ApoE KO mice (C57BL/6J-ApoEtm1Unc) were purchased from Charles River Laboratories and housed (two animals per cage for all experiments) under controlled ambient conditions and 12 h light and dark cycle. The animals were given free access to water and standard diet (MF; Oriental Yeast Co., Ltd.) and maintained at 25 °C.

We used streptozotocin (STZ) to induce hyperglycemia based on our previous report [7]. ApoE KO mice were intraperitoneally injected with STZ (FUJIFILM Wako Pure Chemical Corporation, Japan) (50 mg/kg/day) for 5 consecutive days at 8 weeks of age. Blood glucose levels were measured every other day at 9 weeks of age. When mice showed apparent hyperglycemia superior to 300 mg/dL at fed status more than twice continuously until 10 weeks of age, ApoE KO mice were divided into three groups: the first group was a normoglycemic group without injecting STZ (non-DM group, n = 10). In the second group, mice were injected with STZ and treated with 0.5% carboxymethyl cellulose (CMC) (control group, n = 12). In the third group, mice were injected with STZ and treated with imeglimin (200 mg/kg, twice daily oral gavage, purchased from Sumitomo Pharma) as we previously reported (imeglimin group, n = 12) [20]. We observed the mice in the three groups from 10 to 18 weeks of age. Body weight and food intake were measured during the experiment period.

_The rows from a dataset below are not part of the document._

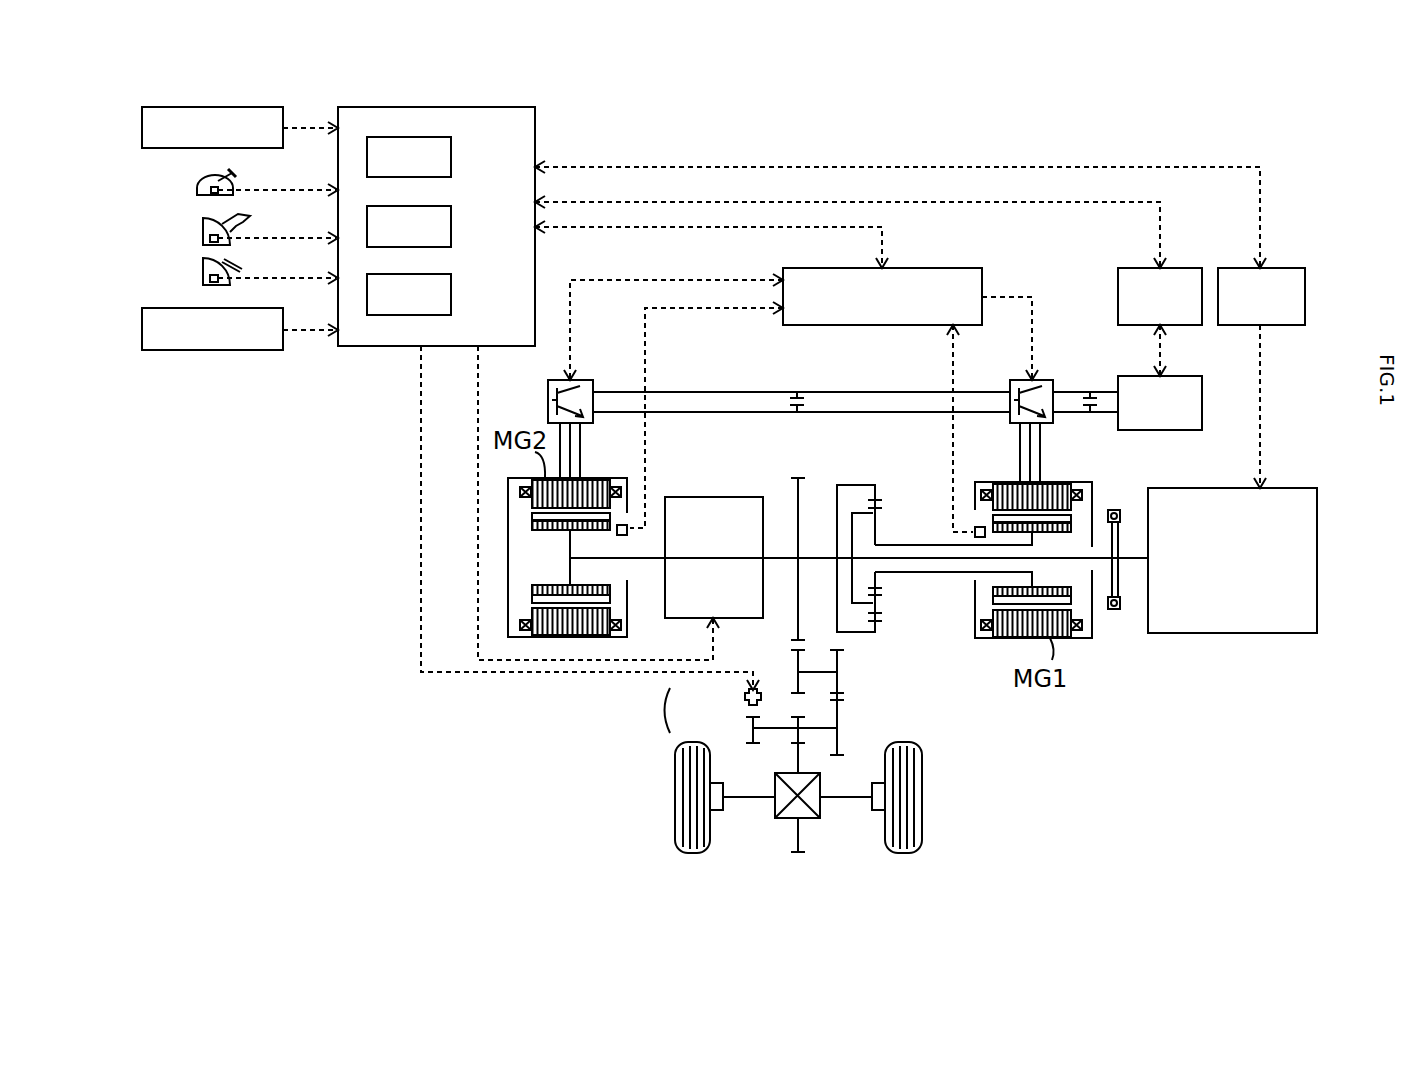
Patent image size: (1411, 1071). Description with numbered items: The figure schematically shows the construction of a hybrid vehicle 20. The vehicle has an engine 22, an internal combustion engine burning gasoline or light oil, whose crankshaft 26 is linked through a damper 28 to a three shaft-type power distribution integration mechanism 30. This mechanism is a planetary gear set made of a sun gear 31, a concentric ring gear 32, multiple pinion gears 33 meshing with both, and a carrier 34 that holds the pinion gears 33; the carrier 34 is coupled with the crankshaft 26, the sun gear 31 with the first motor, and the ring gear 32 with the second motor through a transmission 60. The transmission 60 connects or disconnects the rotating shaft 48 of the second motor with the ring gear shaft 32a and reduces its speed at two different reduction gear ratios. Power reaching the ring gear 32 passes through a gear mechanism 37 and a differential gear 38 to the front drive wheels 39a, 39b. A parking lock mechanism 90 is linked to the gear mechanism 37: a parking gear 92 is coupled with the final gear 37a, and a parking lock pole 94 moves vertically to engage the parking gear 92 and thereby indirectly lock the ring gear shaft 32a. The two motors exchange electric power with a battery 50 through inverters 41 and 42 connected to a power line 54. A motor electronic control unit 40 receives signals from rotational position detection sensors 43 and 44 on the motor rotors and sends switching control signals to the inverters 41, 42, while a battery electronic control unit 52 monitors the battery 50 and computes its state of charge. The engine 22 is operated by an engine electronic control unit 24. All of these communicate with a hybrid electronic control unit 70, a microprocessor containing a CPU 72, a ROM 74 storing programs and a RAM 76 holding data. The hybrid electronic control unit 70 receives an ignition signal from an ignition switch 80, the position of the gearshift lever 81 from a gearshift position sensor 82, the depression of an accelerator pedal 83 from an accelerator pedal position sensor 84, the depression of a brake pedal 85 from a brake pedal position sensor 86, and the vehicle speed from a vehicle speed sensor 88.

The hybrid vehicle 20 is at (1075, 136).
The engine 22 is at (1317, 520).
The engine electronic control unit 24 is at (1280, 268).
The crankshaft 26 is at (1131, 562).
The damper 28 is at (1120, 610).
The power distribution integration mechanism 30 is at (917, 544).
The sun gear 31 is at (875, 573).
The ring gear 32 is at (875, 625).
The ring gear shaft 32a is at (778, 555).
The pinion gears 33 is at (875, 600).
The carrier 34 is at (852, 530).
The gear mechanism 37 is at (933, 704).
The final gear 37a is at (837, 716).
The differential gear 38 is at (822, 812).
The drive wheel 39a is at (673, 832).
The drive wheel 39b is at (922, 832).
The motor electronic control unit 40 is at (925, 268).
The inverter 41 is at (1046, 380).
The inverter 42 is at (574, 378).
The rotational position detection sensor 43 is at (976, 527).
The rotational position detection sensor 44 is at (622, 525).
The rotating shaft 48 is at (643, 562).
The battery 50 is at (1160, 430).
The battery electronic control unit 52 is at (1138, 268).
The power line 54 is at (866, 400).
The transmission 60 is at (700, 497).
The hybrid electronic control unit 70 is at (436, 107).
The CPU 72 is at (452, 158).
The ROM 74 is at (452, 227).
The RAM 76 is at (452, 297).
The ignition switch 80 is at (142, 120).
The gearshift lever 81 is at (230, 174).
The gearshift position sensor 82 is at (211, 190).
The accelerator pedal 83 is at (228, 221).
The accelerator pedal position sensor 84 is at (210, 238).
The brake pedal 85 is at (232, 264).
The brake pedal position sensor 86 is at (210, 278).
The vehicle speed sensor 88 is at (142, 325).
The parking lock mechanism 90 is at (645, 715).
The parking gear 92 is at (750, 728).
The parking lock pole 94 is at (742, 695).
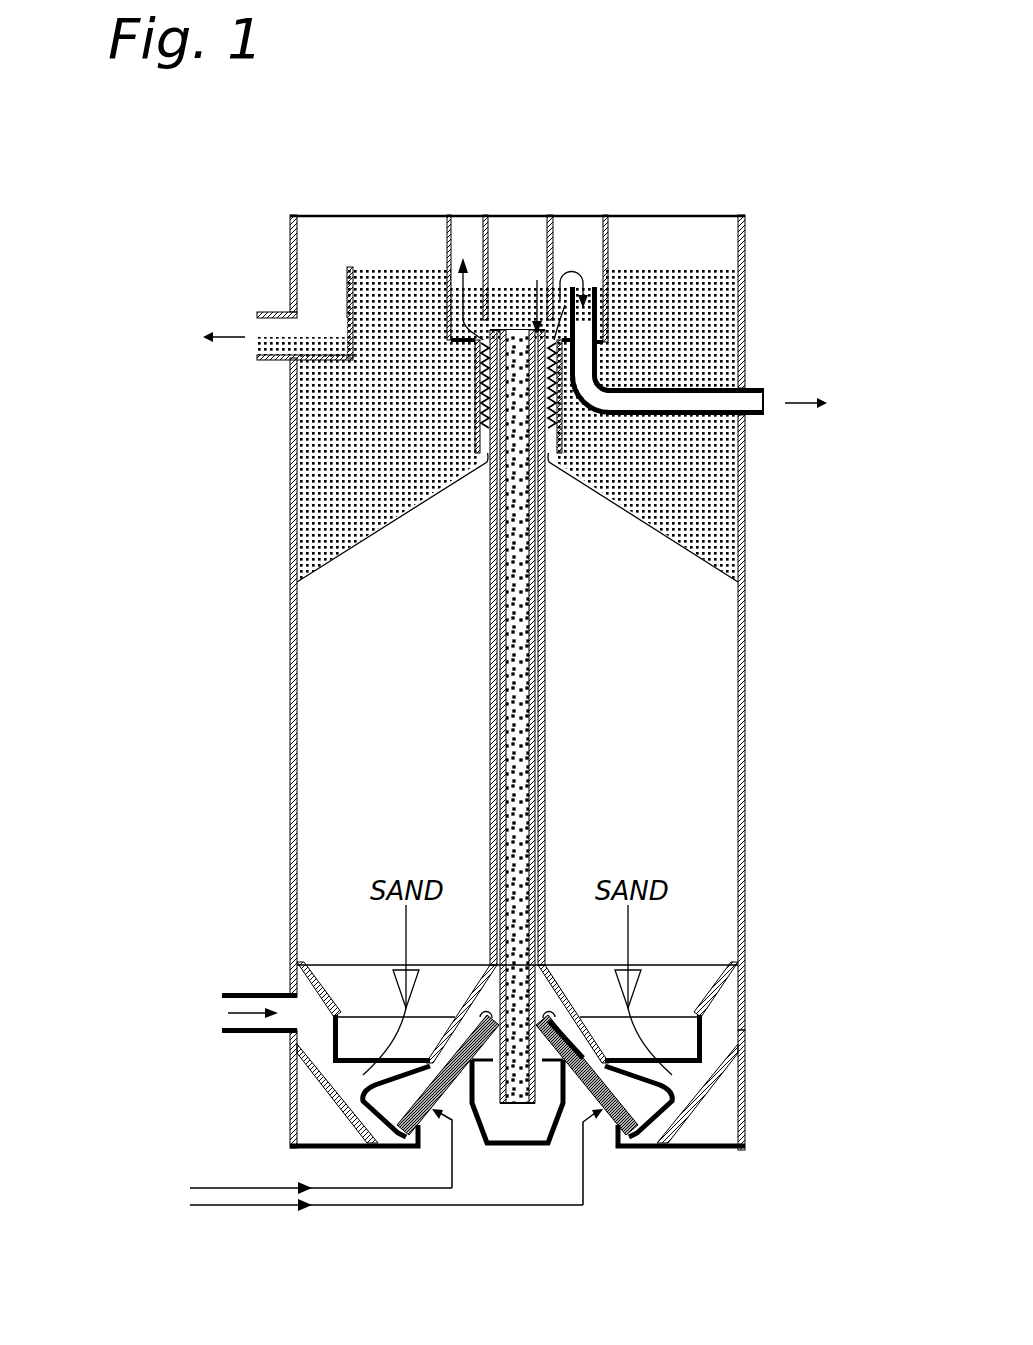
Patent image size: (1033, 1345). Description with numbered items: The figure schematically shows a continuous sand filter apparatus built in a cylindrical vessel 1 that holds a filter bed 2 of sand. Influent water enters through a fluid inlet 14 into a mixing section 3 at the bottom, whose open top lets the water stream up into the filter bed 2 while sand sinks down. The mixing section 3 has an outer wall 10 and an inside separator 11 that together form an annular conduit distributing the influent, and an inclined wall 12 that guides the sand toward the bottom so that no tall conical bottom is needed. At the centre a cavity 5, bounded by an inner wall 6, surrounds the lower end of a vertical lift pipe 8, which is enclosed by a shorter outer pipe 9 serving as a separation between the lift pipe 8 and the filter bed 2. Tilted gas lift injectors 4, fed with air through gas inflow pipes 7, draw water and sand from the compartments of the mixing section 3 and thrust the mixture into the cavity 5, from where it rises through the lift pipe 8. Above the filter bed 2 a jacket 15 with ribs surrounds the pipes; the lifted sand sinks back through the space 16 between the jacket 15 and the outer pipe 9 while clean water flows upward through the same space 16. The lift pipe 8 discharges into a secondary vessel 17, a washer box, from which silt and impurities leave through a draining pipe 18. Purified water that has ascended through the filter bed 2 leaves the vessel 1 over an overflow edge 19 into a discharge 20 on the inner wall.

The study was approved by the animal use committee of Kawasaki Medical School (No. 23-001) and conducted in compliance with the animal use guidelines of Kawasaki Medical School.

Blood samples were collected from tail vein. Blood glucose levels were measured using a glucometer (Glutest Mint; Sanwa Kagaku Kenkyusho Co, Ltd, Japan). Blood glucose levels were measured with one sample for each measurement in principle, because it was known that the accuracy of glucometer we used was quite high. However, when blood glucose levels were obviously strange due to some reason such as insufficient blood collection, we measured blood glucose levels again and confirmed the accuracy of the levels. Plasma total cholesterol, triglyceride, LDL-cholesterol and HDL-cholesterol were measured enzymatically using the Wako LabAssay, L type Wako (Wako Pure Chemical Industries, Japan). Urine was collected using metabolic cage at 18 weeks of age, and urinary 8-OHdG levels were measured using ELISA kit (Japan Institute for the Control of Aging, NIKKEN SEIL Co, Ltd, Japan).

Inflammation and macrophage makers were assessed using mRNA extracted from the abdominal aorta. Total RNA extraction was performed using a RNeasy lipid tissue mini kit (QIAGEN, Valencia, CA) according to the manufacturers’ instructions. cDNA was produced from mRNA using TaqMan reverse transcription reagents (Applied Biosystems, Foster City, CA). Quantitative RT-PCR was conducted using a Step One Plus Real-Time PCR system (Applied Biosystems). To quantify gene expression, the 2−ΔCT was calculated using β-actin as an internal control. Primer sequences used for real time PCR are presented in Table 1.

Under anesthesia, PBS was perfused from left ventricle and then animals were killed and heart and aorta were dissected. Sudan IV (Wako: 192-04392) staining was conducted for aortic arch. Adventitial fat tissue was removed and aorta was dissected longitudinally. The image analysis software NIH Image (version 1.61; http://rsbweb.nih.gov/ij/) was used to calculate the ratio of the plaque lesion to the total aortic arch area.

Isolated thoracic aorta was fixed overnight with formalin at 4 °C. Tissue was routinely processed for paraffin embedding and 4 μm sections of thoracic aorta were cut and mounted on silanized slides and were stained by Hematoxylin Eosin (HE), alpha-smooth muscle actin (α-SMA) (NB300-978, RRID:AB_2273628) and CD68 (ab125212, RRID:AB_10975465, 1:500).

All data were analyzed and expressed as the mean ± standard error of the mean. Differences between two groups were tested for statistical significance using Student’s t-test. p values less than 0.05 were considered to indicate a statistically significant difference.